Its author, John Henry, called primers too prim,
Lacking interest and humour and vigour and vim.
And how best to combat books so antiseptic?
With poems tetramerous and anapestic!
The leading narrator of four-metre voice
Was Theodore Geisel, a.k.a. "Doktor Zoice."
(American speakers found German abstruse
And so they had always pronounced it as Seuss.)
On a dare he composed a brief tale, quite absurd,
With a vocab of just over 200 words.
It follows a young boy and his sister Sally
As a puss in a stovepipe bounds in from the alley
And causes much mayhem and brings them dismay
While their mother is out of the house for the day.
But all's well that ends well; Cat cleans up his mess
And is gone before mother gets back. (Did you guess?)
On a morning in March, 50 years back at that,
His opus was published: The Cat in the Hat.
(And authors said, "Why didn't we think of that?")
For the yarn was so simple, so cheeky yet fun
That for legions of boomers it ranked No. 1.
(And I'd argue to this day it's not been outdone.)
The result was a wave of ecstatic reviews
As The Cat in the Hat spread like wonderful news.
"The moppets' Milton!" That was Newsweek's opinion
As Cat made its way to some far-flung dominions.
It has since been translated to Hebrew, Chinese,
Dutch, Latin, Italian, Braille and Portuguese.
And the places it's gone! There's a sequel, you know
In which 26 more cats help clean up some snow.

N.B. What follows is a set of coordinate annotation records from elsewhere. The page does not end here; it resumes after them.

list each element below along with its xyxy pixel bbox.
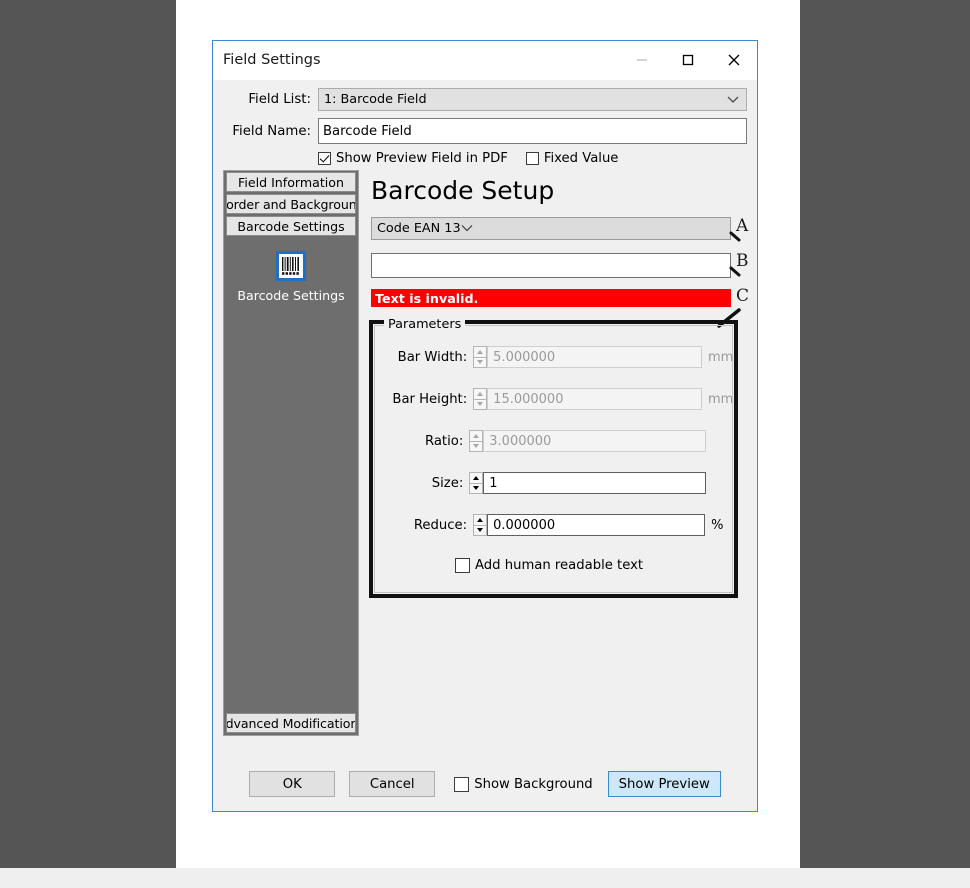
callout-letter-b: B	[736, 251, 749, 271]
sidebar-item-advanced-modifications[interactable]: Advanced Modifications	[226, 713, 356, 733]
bar-height-label: Bar Height:	[392, 391, 468, 407]
sidebar-item-field-information[interactable]: Field Information	[226, 172, 356, 192]
maximize-button[interactable]	[665, 41, 711, 80]
add-human-readable-text-checkbox[interactable]	[455, 558, 470, 573]
barcode-glyph	[282, 257, 299, 275]
close-icon	[728, 54, 740, 66]
top-form: Field List: 1: Barcode Field Field Name:…	[213, 80, 757, 170]
barcode-icon-caption: Barcode Settings	[237, 288, 345, 303]
sidebar-item-barcode-settings[interactable]: Barcode Settings	[226, 216, 356, 236]
ratio-stepper-down[interactable]	[469, 440, 484, 452]
field-list-value: 1: Barcode Field	[324, 92, 427, 107]
show-background-row: Show Background	[454, 776, 593, 792]
human-readable-row: Add human readable text	[455, 558, 732, 573]
ok-button[interactable]: OK	[249, 771, 336, 797]
barcode-type-value: Code EAN 13	[377, 221, 461, 236]
chevron-down-icon	[727, 92, 739, 107]
field-name-row: Field Name: Barcode Field	[223, 118, 747, 144]
param-row-bar-height: Bar Height: 15.000000 mm	[375, 388, 734, 410]
barcode-type-combo[interactable]: Code EAN 13	[371, 217, 731, 240]
minimize-button[interactable]	[619, 41, 665, 80]
cancel-button[interactable]: Cancel	[349, 771, 436, 797]
field-list-combo[interactable]: 1: Barcode Field	[318, 88, 747, 111]
reduce-stepper-up[interactable]	[473, 514, 488, 525]
ratio-stepper[interactable]	[469, 430, 484, 452]
parameters-legend: Parameters	[384, 317, 466, 332]
bar-height-stepper-up[interactable]	[473, 388, 488, 399]
bar-width-label: Bar Width:	[397, 349, 468, 365]
size-label: Size:	[431, 475, 464, 491]
size-stepper[interactable]	[469, 472, 484, 494]
bottom-status-strip	[0, 868, 970, 888]
param-row-reduce: Reduce: 0.000000 %	[375, 514, 732, 536]
barcode-settings-pane: Barcode Setup Code EAN 13 Text is invali…	[367, 170, 750, 736]
field-name-input[interactable]: Barcode Field	[318, 118, 747, 144]
show-background-checkbox[interactable]	[454, 776, 470, 792]
callout-letter-a: A	[736, 216, 749, 236]
sidebar-item-border-and-background[interactable]: Border and Background	[226, 194, 356, 214]
ratio-label: Ratio:	[424, 433, 464, 449]
show-preview-field-label: Show Preview Field in PDF	[336, 151, 508, 166]
bar-width-stepper-down[interactable]	[473, 356, 488, 368]
dialog-title: Field Settings	[223, 52, 321, 68]
show-background-label: Show Background	[474, 776, 593, 792]
reduce-stepper-down[interactable]	[473, 524, 488, 536]
bar-height-input: 15.000000	[487, 388, 702, 410]
reduce-stepper[interactable]	[473, 514, 488, 536]
fixed-value-label: Fixed Value	[543, 151, 619, 166]
field-name-label: Field Name:	[232, 123, 311, 139]
ratio-input: 3.000000	[483, 430, 706, 452]
chevron-down-icon	[461, 221, 473, 236]
barcode-icon[interactable]	[276, 251, 306, 281]
reduce-input[interactable]: 0.000000	[487, 514, 706, 536]
reduce-unit: %	[711, 517, 724, 533]
size-input[interactable]: 1	[483, 472, 706, 494]
field-list-label: Field List:	[248, 92, 311, 107]
bar-height-stepper-down[interactable]	[473, 398, 488, 410]
page-title: Barcode Setup	[371, 176, 555, 205]
minimize-icon	[637, 59, 647, 61]
param-row-ratio: Ratio: 3.000000	[375, 430, 732, 452]
size-stepper-down[interactable]	[469, 482, 484, 494]
dialog-body: Field Information Border and Background …	[213, 170, 757, 736]
error-message: Text is invalid.	[371, 289, 731, 307]
param-row-bar-width: Bar Width: 5.000000 mm	[375, 346, 734, 368]
bar-width-input: 5.000000	[487, 346, 702, 368]
dialog-footer: OK Cancel Show Background Show Preview	[213, 757, 757, 811]
show-preview-button[interactable]: Show Preview	[607, 771, 721, 797]
settings-sidebar: Field Information Border and Background …	[223, 170, 359, 736]
size-stepper-up[interactable]	[469, 472, 484, 483]
bar-width-unit: mm	[708, 349, 734, 365]
fixed-value-checkbox[interactable]	[525, 152, 539, 165]
bar-height-unit: mm	[708, 391, 734, 407]
callout-letter-c: C	[736, 286, 750, 306]
field-list-row: Field List: 1: Barcode Field	[223, 88, 747, 111]
reduce-label: Reduce:	[413, 517, 468, 533]
bar-height-stepper[interactable]	[473, 388, 488, 410]
bar-width-stepper-up[interactable]	[473, 346, 488, 357]
parameters-group: Parameters Bar Width: 5.000000 mm Bar He…	[374, 317, 734, 593]
close-button[interactable]	[711, 41, 757, 80]
dialog-titlebar: Field Settings	[213, 41, 757, 80]
barcode-value-input[interactable]	[371, 253, 731, 278]
add-human-readable-text-label: Add human readable text	[475, 558, 644, 573]
show-preview-field-checkbox[interactable]	[318, 152, 331, 165]
bar-width-stepper[interactable]	[473, 346, 488, 368]
sidebar-icon-area: Barcode Settings	[224, 237, 358, 713]
ratio-stepper-up[interactable]	[469, 430, 484, 441]
param-row-size: Size: 1	[375, 472, 732, 494]
field-settings-dialog: Field Settings Field List: 1: Barcode Fi…	[212, 40, 758, 812]
top-checkbox-row: Show Preview Field in PDF Fixed Value	[318, 151, 747, 166]
maximize-icon	[682, 54, 694, 66]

The Cat's been on a stamp, and on TV revealed.
There's a bronze of him in Seuss's hometown, Springfield.
(There was even a movie; that's best left concealed.)
And though Seuss himself died 16 long years ago
The Cat in the Hat still makes young readers glow
With its fish and its kites and its things and its snow.
But the only sad note, and I wish it weren't so,
Is that never another such doctor we'll know.
Today we honour the memory of the man who singlehandedly destroyed the concept of plot in literature for young children.